Whereas Gauguin exoticised, Malone appears to uplift. Gauguin’s gaze was more to do with an erotic/exotic curiosity, whereas even Malone’s nude paintings exude a sense of sensuality rather than sexuality. There are similarities still in looking to one of Gauguin’s first paintings in Tahiti, entitled “Vahine no te tiare” in 1891, known in English as “Woman with a Flower” or “Tahitian Woman With Flower.” The comparison is easy to make – two South Pacific women looking out of the frame, but the lives of these men make the works entirely different outside of their time contexts.

“Bali Girl with Scarf” (1996), R. Brent Malone, watercolour on paper, 29 ½ x 21. Part of the Dawn Davies Collection.

Malone, having lived through the Civil Rights Movement as a young man – watching through the tube as so many Bahamians were, and growing up in a country and community that is diverse, gives him an entirely different viewpoint to his foreign subject. While growing up in a Bahamas that is 80% Black African-descent might not seem like diversity to some, when we consider that we live in a world where much of the ‘default’ is assumed to be white (we’re looking at you ‘flesh’ toned crayon, among other things!), globally speaking, the Bahamas is diverse. Being part of a Caribbean melting pot and trying to work through understanding his Bahamianness through his position as a white, European-descent man, in a country breaking off its colonial shackles and working through this history, we can begin to appreciate the way he treated the subjects of his work. This a vital distinction to be made: knowing who you are in the world and what power you have in your gaze.

Malone knew himself, he was a passionate activist for Bahamian arts and culture and used his position to do cultural work that needed to be done. Though he was often hailed as the “Father of Bahamian art,” he has been noted to mention that he believes that the title lies with Maxwell Taylor. Arguably, it was the pair of them together, exploring two perspectives and two sides of the same coin.  Bahamian culture is in many ways part of that amalgam of ‘black culture.’ Here, we can take ‘black culture’ to refer to the care and pride in rebuilding identity for those who were descended from displaced West African peoples during the slave trade, people who lost their sense of origin and place as we traditionally understand belonging. In The Bahamas, as in much of the Caribbean, we are all ‘from elsewhere.’ America has it, we have it, the Caribbean at large has it. But our conch-salad culture, as we so often refer to it, also benefits from an inclusivity when we want to acknowledge it. White Bahamians are still Bahamian, so are Chinese Bahamians, so are Greek Bahamians, so are Haitian Bahamians, Jamaican Bahamians – we are all parts of the same beautiful mix, but within that is of course rather a lot to unpack.

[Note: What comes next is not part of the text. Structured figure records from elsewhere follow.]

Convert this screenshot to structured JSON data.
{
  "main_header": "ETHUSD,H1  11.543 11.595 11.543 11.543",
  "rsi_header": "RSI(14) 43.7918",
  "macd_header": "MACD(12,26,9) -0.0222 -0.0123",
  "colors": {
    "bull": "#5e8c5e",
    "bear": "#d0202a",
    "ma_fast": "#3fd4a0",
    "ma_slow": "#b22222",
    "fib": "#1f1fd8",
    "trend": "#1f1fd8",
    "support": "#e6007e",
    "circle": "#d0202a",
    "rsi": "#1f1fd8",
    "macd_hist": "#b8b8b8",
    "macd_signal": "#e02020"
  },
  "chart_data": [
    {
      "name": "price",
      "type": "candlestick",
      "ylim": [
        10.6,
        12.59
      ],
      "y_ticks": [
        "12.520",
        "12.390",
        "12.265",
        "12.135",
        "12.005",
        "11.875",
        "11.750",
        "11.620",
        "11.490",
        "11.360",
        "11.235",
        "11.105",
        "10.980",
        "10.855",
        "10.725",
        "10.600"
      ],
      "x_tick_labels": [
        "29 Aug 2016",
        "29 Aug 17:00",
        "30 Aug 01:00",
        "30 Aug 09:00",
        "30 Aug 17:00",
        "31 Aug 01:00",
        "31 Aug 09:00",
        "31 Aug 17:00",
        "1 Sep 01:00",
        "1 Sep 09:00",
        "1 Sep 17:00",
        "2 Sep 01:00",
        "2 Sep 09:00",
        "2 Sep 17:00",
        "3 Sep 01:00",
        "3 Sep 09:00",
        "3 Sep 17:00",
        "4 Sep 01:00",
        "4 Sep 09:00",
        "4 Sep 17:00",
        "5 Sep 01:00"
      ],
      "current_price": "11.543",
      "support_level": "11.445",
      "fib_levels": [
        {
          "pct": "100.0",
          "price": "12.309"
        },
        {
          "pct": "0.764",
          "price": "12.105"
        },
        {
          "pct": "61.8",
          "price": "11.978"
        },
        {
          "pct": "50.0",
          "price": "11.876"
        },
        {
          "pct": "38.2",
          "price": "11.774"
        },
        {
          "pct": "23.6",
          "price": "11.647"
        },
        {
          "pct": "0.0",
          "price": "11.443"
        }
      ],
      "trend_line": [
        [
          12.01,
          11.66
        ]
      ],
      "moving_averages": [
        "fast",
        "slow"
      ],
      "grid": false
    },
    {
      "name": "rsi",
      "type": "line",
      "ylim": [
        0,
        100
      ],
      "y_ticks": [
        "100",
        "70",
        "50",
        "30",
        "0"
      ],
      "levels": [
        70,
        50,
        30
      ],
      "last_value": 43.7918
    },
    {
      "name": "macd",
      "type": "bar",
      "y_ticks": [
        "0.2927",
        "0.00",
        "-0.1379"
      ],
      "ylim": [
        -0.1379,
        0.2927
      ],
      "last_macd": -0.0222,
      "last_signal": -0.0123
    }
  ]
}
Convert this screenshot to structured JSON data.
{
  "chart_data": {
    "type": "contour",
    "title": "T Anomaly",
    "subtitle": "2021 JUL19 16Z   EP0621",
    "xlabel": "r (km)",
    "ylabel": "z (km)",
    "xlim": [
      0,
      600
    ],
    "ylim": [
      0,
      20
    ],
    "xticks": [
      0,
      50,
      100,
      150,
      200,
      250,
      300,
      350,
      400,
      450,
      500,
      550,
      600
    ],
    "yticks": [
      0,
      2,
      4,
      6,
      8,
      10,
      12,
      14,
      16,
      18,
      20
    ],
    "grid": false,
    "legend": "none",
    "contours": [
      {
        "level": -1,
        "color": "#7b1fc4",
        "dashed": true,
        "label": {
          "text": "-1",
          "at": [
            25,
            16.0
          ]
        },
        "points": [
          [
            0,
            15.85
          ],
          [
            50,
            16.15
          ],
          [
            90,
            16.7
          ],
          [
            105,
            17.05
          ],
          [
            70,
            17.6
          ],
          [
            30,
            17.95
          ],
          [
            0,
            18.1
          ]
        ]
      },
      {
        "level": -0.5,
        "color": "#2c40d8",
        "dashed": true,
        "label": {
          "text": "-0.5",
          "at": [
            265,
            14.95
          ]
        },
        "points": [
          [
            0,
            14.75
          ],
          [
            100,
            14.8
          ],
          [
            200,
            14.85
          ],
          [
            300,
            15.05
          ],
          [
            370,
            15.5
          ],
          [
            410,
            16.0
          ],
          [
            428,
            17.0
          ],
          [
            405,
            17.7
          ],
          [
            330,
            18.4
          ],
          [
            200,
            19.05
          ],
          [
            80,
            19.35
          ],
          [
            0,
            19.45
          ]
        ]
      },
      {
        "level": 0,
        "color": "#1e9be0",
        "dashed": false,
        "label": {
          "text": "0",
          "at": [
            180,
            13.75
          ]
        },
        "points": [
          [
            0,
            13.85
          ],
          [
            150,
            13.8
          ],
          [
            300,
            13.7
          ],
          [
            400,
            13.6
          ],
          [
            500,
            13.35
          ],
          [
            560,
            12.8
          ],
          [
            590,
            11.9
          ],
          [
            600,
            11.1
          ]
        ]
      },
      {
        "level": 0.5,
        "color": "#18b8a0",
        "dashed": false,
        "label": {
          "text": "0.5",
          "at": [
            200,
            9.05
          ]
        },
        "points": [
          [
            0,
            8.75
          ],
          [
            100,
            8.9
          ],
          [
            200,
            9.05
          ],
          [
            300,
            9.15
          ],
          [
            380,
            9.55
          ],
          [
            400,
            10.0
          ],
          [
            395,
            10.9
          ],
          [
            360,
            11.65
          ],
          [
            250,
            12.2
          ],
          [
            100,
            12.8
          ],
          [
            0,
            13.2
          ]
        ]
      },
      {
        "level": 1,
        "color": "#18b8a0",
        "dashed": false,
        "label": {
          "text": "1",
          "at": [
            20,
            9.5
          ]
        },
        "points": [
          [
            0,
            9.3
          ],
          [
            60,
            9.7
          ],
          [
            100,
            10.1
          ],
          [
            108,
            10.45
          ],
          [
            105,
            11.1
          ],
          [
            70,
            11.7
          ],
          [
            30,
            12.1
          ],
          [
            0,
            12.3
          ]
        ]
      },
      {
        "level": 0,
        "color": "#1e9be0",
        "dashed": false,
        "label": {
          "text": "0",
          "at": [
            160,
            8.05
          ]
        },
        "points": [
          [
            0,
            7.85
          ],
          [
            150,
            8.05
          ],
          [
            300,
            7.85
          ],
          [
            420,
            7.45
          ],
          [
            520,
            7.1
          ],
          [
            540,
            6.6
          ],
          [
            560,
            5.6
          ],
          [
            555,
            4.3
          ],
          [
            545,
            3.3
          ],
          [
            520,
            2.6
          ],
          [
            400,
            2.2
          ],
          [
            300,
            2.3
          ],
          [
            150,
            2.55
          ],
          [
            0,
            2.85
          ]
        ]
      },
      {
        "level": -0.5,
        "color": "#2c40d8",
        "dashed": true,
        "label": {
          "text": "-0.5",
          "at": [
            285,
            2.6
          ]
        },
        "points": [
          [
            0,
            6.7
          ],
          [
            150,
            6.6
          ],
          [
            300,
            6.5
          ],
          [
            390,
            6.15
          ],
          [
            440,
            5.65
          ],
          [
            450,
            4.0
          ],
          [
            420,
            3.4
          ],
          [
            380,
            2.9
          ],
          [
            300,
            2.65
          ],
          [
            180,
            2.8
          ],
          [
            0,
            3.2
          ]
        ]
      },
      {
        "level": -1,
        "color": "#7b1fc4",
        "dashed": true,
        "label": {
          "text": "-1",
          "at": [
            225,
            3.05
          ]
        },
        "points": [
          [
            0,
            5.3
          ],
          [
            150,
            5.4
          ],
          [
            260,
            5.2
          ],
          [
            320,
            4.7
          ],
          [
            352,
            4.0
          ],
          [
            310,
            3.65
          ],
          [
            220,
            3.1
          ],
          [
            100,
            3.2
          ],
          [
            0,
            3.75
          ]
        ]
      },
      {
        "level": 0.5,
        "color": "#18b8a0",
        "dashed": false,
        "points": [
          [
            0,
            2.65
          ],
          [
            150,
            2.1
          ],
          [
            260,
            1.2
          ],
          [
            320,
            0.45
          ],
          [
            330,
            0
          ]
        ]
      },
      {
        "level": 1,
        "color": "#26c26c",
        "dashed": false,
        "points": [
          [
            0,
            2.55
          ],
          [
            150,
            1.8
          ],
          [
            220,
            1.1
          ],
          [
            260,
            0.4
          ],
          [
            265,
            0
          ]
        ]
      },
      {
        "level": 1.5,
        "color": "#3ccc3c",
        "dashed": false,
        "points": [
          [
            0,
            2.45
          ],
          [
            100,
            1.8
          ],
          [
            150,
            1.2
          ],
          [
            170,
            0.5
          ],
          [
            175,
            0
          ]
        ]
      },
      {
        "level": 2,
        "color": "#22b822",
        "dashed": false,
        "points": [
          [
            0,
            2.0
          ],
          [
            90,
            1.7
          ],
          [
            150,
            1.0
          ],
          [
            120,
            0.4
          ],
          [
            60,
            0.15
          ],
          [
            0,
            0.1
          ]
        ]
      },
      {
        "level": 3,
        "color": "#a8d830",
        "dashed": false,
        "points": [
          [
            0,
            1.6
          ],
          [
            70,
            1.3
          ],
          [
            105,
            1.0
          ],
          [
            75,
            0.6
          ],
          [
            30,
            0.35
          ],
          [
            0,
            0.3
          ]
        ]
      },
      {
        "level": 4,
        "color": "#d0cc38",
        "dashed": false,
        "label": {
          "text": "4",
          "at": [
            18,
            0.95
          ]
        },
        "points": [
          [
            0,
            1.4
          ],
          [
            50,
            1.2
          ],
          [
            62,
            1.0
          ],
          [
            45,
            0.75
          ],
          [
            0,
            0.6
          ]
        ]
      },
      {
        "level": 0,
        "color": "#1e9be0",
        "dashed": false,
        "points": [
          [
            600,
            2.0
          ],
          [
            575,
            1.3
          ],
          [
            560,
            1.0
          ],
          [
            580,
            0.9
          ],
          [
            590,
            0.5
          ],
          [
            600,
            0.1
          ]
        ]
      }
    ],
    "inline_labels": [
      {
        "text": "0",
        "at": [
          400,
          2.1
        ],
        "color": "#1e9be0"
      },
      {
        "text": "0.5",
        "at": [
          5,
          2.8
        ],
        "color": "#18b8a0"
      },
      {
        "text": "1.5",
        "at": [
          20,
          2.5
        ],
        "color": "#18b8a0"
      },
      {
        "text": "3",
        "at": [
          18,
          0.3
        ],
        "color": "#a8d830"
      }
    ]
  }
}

To quote Dr. Erica M. James, former Director of the NAGB and the curator of the R. Brent Malone “Reincarnation” Retrospective in 2015, she states: “I think it’s time for Bahamians to really understand the depth and complexity of their own history. Bahamian culture and identity may not be something that can be articulated in precise ways because it is a prismatic identity. It’s not singular, and we need to understand the complexity of that.”

“Vahine No te Tiare (Woman With a Flower)” (1891), Paul Gauguin, oil on canvas, 27 ½ x 18, Ny Carlsberg Glyptotek, Kopenhagen. Photo: Ole Haupt.

Clearly that ethos rings true not just in the curation of the exhibition that acted as a sort of homecoming for this work, amongst its brother and sister pieces, but also in the practice of Malone himself. His engagement and acknowledgement of Junkanoo as an art in its own right, his understanding that Junkanoo was Bahamian culture as a whole as much as it is rightly a part of our Black culture. He inserted himself into the Bahamian narrative, not forcefully, but by his own integrity in integrating himself with the wider Black Bahamian community and, as many fondly recall, his charming character. Sincerity speaks in the work, so does soul – and Malone had both in great measure as we remember his presence in this piece.